Com essa cena simbólica, Jafar Panahi estabelece o ponto de partida para uma história sobre violência, tortura, arrependimento e perdão. O motorista em questão é responsável não apenas pelo sofrimento de um cão, mas também de inúmeras pessoas que ele torturou por anos em nome de um regime autoritário. Uma de suas vítimas, porém, o reencontra e, ao contrário do animal que ficou estirado no asfalto, volta para morder o oficial que desgraçou sua vida.
O que Panahi faz em Foi Apenas um Acidente é profundamente contracultural. Um cineasta censurado, proibido de filmar e de deixar o Irã por duas décadas, condenado a seis anos de prisão por “fazer propaganda contra o regime”, coloca seus personagens diante de um dilema ético que ele próprio parece enfrentar em relação aos seus opressores: devolver na mesma moeda e extravasar a ira ou quebrar o ciclo da violência e oferecer a mão à redenção?
A resposta não é simples, assim como nenhum acidente. O que interessa ao diretor não é a primeira reação dos personagens ao se depararem com as cicatrizes de um trauma antigo, mas o modo como cada um elabora e processa essa dor. O protagonista e o grupo de ex-prisioneiros, também torturados pelo mesmo homem, oscilam entre o ímpeto de enterrá-lo vivo em vingança e o medo de se tornarem parecidos com ele.
Em Foi Apenas um Acidente, Panahi suaviza alguns de seus traços estilísticos. Ele não participa diretamente da narrativa nem explora tanto os limites entre ficção e documentário que marcaram Táxi Teerã e 3 Faces, por exemplo. Ainda assim, sua assinatura como realizador permanece intacta, mais sutil, mas igualmente humana. A sensação de que o diretor apenas ligou a câmera e deixou a realidade conduzir a narrativa é constante, mesmo que o roteiro saiba exatamente onde quer nos levar dentro daquele furgão claustrofóbico.

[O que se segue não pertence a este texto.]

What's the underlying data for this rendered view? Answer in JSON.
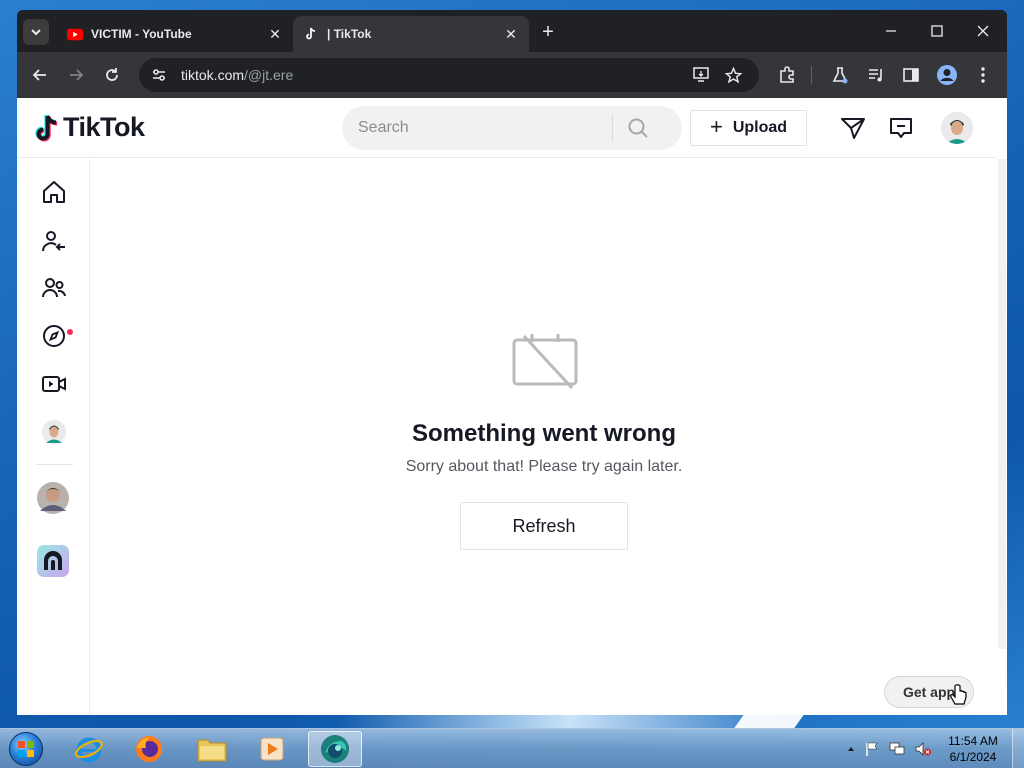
{
  "browser": {
    "tabs": [
      {
        "title": "VICTIM - YouTube",
        "favicon": "youtube-icon",
        "active": false
      },
      {
        "title": "| TikTok",
        "favicon": "tiktok-icon",
        "active": true
      }
    ],
    "url_host": "tiktok.com",
    "url_path": "/@jt.ere"
  },
  "tiktok": {
    "logo_text": "TikTok",
    "search_placeholder": "Search",
    "upload_label": "Upload",
    "error": {
      "title": "Something went wrong",
      "subtitle": "Sorry about that! Please try again later.",
      "refresh_label": "Refresh"
    },
    "get_app_label": "Get app"
  },
  "taskbar": {
    "time": "11:54 AM",
    "date": "6/1/2024"
  },
  "colors": {
    "tiktok_red": "#fe2c55",
    "tiktok_cyan": "#25f4ee",
    "chrome_dark": "#202124",
    "chrome_toolbar": "#35363a"
  }
}
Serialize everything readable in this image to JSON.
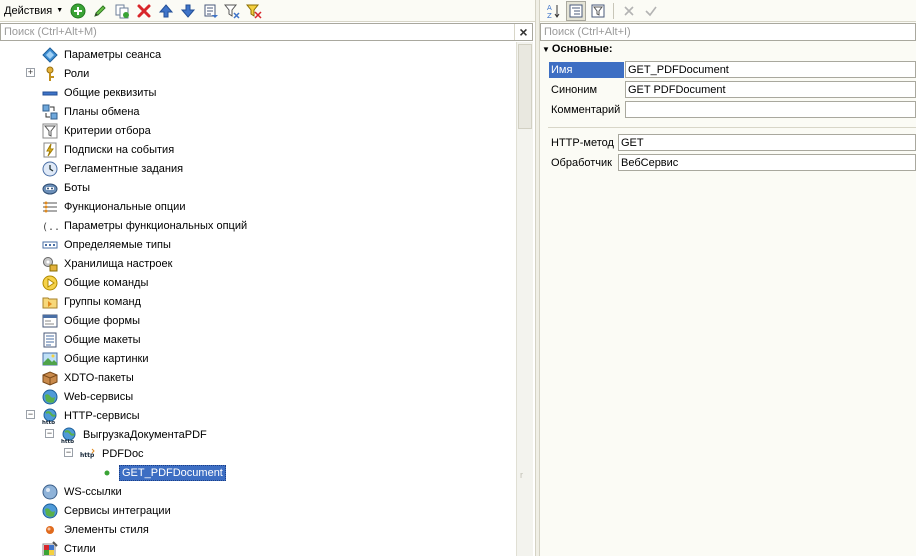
{
  "left_toolbar": {
    "actions_label": "Действия",
    "buttons": [
      {
        "icon": "add-icon",
        "color": "#3aa335"
      },
      {
        "icon": "edit-icon",
        "color": "#3aa335"
      },
      {
        "icon": "copy-icon",
        "color": "#6d8cb4"
      },
      {
        "icon": "delete-icon",
        "color": "#d8262b"
      },
      {
        "icon": "move-up-icon",
        "color": "#3f74c9"
      },
      {
        "icon": "move-down-icon",
        "color": "#3f74c9"
      },
      {
        "icon": "sort-list-icon",
        "color": "#4a5a7a"
      },
      {
        "icon": "filter-icon",
        "color": "#555"
      },
      {
        "icon": "filter-clear-icon",
        "color": "#e0a200"
      }
    ]
  },
  "left_search": {
    "placeholder": "Поиск (Ctrl+Alt+M)",
    "value": "",
    "clear_label": "×"
  },
  "tree": {
    "items": [
      {
        "label": "Параметры сеанса",
        "icon": "session-params-icon"
      },
      {
        "label": "Роли",
        "icon": "roles-icon",
        "expander": "+"
      },
      {
        "label": "Общие реквизиты",
        "icon": "common-attributes-icon"
      },
      {
        "label": "Планы обмена",
        "icon": "exchange-plans-icon"
      },
      {
        "label": "Критерии отбора",
        "icon": "filter-criteria-icon"
      },
      {
        "label": "Подписки на события",
        "icon": "event-subscriptions-icon"
      },
      {
        "label": "Регламентные задания",
        "icon": "scheduled-jobs-icon"
      },
      {
        "label": "Боты",
        "icon": "bots-icon"
      },
      {
        "label": "Функциональные опции",
        "icon": "functional-options-icon"
      },
      {
        "label": "Параметры функциональных опций",
        "icon": "functional-option-params-icon"
      },
      {
        "label": "Определяемые типы",
        "icon": "defined-types-icon"
      },
      {
        "label": "Хранилища настроек",
        "icon": "settings-storages-icon"
      },
      {
        "label": "Общие команды",
        "icon": "common-commands-icon"
      },
      {
        "label": "Группы команд",
        "icon": "command-groups-icon"
      },
      {
        "label": "Общие формы",
        "icon": "common-forms-icon"
      },
      {
        "label": "Общие макеты",
        "icon": "common-templates-icon"
      },
      {
        "label": "Общие картинки",
        "icon": "common-pictures-icon"
      },
      {
        "label": "XDTO-пакеты",
        "icon": "xdto-packages-icon"
      },
      {
        "label": "Web-сервисы",
        "icon": "web-services-icon"
      },
      {
        "label": "HTTP-сервисы",
        "icon": "http-services-icon",
        "expander": "−"
      },
      {
        "label": "ВыгрузкаДокументаPDF",
        "icon": "http-service-icon",
        "expander": "−"
      },
      {
        "label": "PDFDoc",
        "icon": "url-template-icon",
        "expander": "−"
      },
      {
        "label": "GET_PDFDocument",
        "icon": "method-icon",
        "selected": true
      },
      {
        "label": "WS-ссылки",
        "icon": "ws-links-icon"
      },
      {
        "label": "Сервисы интеграции",
        "icon": "integration-services-icon"
      },
      {
        "label": "Элементы стиля",
        "icon": "style-items-icon"
      },
      {
        "label": "Стили",
        "icon": "styles-icon"
      }
    ]
  },
  "right_toolbar": {
    "buttons": [
      {
        "icon": "sort-alpha-icon"
      },
      {
        "icon": "categorized-view-icon"
      },
      {
        "icon": "property-filter-icon"
      },
      {
        "icon": "cancel-icon"
      },
      {
        "icon": "accept-icon"
      }
    ]
  },
  "right_search": {
    "placeholder": "Поиск (Ctrl+Alt+I)",
    "value": ""
  },
  "properties": {
    "section_title": "Основные:",
    "name_label": "Имя",
    "name_value": "GET_PDFDocument",
    "synonym_label": "Синоним",
    "synonym_value": "GET PDFDocument",
    "comment_label": "Комментарий",
    "comment_value": "",
    "http_method_label": "HTTP-метод",
    "http_method_value": "GET",
    "handler_label": "Обработчик",
    "handler_value": "ВебСервис"
  },
  "colors": {
    "selection": "#3d6ec3",
    "toolbar_bg": "#fbfbf5"
  }
}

A ideia do roteiro, também assinado por Panahi, surgiu a partir de conversas com outros detentos durante o período em que esteve preso. Posteriormente libertado graças à pressão internacional, ele rodou o filme clandestinamente no Irã sob a vigilância e perseguição do regime islâmico, que continua a reprimir cineastas e artistas do país.
Talvez por essas experiências tão pessoais, a alternância entre a comédia tragicômica e o thriller político funcione tão bem. Rimos quando o grupo é abordado pela polícia e tenta disfarçar o corpo escondido no porta-malas, e, com a mesma intensidade, prendemos a respiração quando o torturador finalmente assume a culpa pelos crimes cometidos, implorando por perdão — em uma cena esmagadora banhada pela luz vermelha do farol do carro.
Apesar de rejeitar o rótulo de “cineasta político”, é inspirador ver como Panahi se posiciona dentro e fora de seus filmes. Em uma das exibições do longa na 49ª Mostra Internacional de Cinema em São Paulo, ele dedicou a sessão a todos os cineastas iranianos que, assim como ele, insistem em fazer cinema mesmo sob o risco de serem presos e traumatizados como os personagens de Foi Apenas um Acidente.
Os dois minutos de silêncio que dominaram a sala entre a última cena e o início dos aplausos talvez sejam a melhor forma de definir o filme e o vazio ensurdecedor que a violência deixa em nós. A escolha da Palma de Ouro no Festival de Cannes deste ano não poderia ter sido outra senão esta obra magistral e corajosa, que abandona a ira para abraçar a redenção.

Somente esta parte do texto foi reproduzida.